The first Christmas show I took my son to, when he was three, was Captain Sooty at the old May Fair theatre. What I most remember about that is a crowd of tiny tots standing in the aisles saluting Sooty on the poop deck while their posh au pairs and yummy mummies sat swathed in furs and cashmere in the stalls.

His next outing was to the Polka, with several pantos around the country thrown in for good measure – in Halifax, Bradford, Birmingham and Manchester – before Starlight Express became the go-to treat for seven-to-nine year-olds all over London. And shortly after that, I think they all went clubbing. No panto nostalgia for them, then.
 
Re-visiting your own youth is the theme of Sondheim and George Furth’s Merrily We Roll Along which opened last night in Maria Friedman’s fine production at the Menier Chocolate Factory. I didn’t take my son, but I took my younger brother, and we reminisced happily about the British premiere at the Library in Manchester and then again at the old Leicester Haymarket in 1992 (where Maria Friedman appeared in the cast directed by Paul Kerryson) and Michael Grandage‘s wonderful Donmar Warehouse version for Sam Mendes twelve years ago, which announced the arrival of Julian Ovenden in our musical theatre. 
 
The great thing about Merrily is how it expresses something we all experience: losing the best part of our lives, or the best of friendships, or the unsullied optimism of idealism. People sometimes say that we are living in a golden period of this or that, of new theatre writing, perhaps, or of television comedy (though not if they’ve seen John Bishop or Michael McIntyre recently).

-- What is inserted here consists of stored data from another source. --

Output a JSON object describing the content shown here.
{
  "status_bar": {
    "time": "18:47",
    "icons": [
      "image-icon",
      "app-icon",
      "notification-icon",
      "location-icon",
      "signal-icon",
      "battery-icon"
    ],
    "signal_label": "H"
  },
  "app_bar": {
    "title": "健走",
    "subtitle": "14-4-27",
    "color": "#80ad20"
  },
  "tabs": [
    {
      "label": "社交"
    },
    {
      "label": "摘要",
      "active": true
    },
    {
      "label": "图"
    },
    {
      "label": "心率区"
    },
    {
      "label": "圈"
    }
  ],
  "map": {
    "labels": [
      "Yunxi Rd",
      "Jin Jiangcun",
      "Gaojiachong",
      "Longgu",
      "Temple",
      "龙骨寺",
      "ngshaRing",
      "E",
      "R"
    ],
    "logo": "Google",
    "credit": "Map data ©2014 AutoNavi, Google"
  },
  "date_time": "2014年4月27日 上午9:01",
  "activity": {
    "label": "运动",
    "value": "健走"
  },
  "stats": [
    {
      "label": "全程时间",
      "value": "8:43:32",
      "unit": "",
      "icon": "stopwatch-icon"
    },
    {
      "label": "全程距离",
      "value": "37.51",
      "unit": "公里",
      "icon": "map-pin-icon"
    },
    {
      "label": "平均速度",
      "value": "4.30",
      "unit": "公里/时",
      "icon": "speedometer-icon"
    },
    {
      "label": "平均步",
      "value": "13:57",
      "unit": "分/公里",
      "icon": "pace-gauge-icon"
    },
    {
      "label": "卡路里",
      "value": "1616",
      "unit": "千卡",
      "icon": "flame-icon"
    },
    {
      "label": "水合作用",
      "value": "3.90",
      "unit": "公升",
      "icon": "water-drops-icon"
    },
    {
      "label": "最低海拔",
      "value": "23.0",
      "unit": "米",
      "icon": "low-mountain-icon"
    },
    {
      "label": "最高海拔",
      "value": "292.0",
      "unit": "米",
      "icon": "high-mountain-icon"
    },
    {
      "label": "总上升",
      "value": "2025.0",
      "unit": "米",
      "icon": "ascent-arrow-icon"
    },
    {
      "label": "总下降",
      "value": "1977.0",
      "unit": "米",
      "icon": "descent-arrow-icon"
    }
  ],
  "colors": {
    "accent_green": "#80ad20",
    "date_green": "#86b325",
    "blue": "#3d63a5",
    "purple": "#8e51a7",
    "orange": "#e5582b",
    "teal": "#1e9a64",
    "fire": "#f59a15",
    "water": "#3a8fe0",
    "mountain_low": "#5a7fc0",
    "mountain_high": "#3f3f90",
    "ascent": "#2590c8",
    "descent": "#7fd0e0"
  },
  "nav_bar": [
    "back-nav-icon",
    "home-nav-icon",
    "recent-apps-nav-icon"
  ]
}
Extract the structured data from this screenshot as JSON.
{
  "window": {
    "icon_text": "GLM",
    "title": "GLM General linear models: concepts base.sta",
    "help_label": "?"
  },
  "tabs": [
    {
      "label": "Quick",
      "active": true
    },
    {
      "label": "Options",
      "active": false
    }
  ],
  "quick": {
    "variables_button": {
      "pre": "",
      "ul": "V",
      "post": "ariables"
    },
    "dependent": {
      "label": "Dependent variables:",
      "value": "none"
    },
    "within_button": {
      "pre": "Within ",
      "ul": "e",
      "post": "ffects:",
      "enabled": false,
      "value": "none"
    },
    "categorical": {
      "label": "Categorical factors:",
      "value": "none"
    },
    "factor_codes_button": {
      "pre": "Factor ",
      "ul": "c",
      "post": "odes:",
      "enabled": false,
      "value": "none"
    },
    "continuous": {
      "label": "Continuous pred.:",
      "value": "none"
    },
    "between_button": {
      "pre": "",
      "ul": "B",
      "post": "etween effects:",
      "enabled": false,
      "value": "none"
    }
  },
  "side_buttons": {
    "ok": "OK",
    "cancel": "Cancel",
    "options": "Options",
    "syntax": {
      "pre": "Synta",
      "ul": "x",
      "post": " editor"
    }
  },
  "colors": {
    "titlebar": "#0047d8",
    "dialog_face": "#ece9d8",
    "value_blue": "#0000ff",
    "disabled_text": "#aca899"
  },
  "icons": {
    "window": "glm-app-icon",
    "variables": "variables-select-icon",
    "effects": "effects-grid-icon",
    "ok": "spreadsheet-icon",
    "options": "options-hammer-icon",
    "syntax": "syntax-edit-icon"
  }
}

The truth is that golden periods, by definition, happened in the past. And they probably never happened anyway. It was how we viewed them that defined them as such, a different thing altogether.

But as Sondheim himself says, ruminating on the loss of his partnership with Hal Prince over the troubled first production of Merrily: “We reunited twenty years later for Bounce, but the glory days were over. Nevertheless – I speak for myself, but I suspect Hal would agree – that month of fervent hysterical activity was the most fun that I’ve ever had on a single show. It was what I had always expected the theatre to be like.”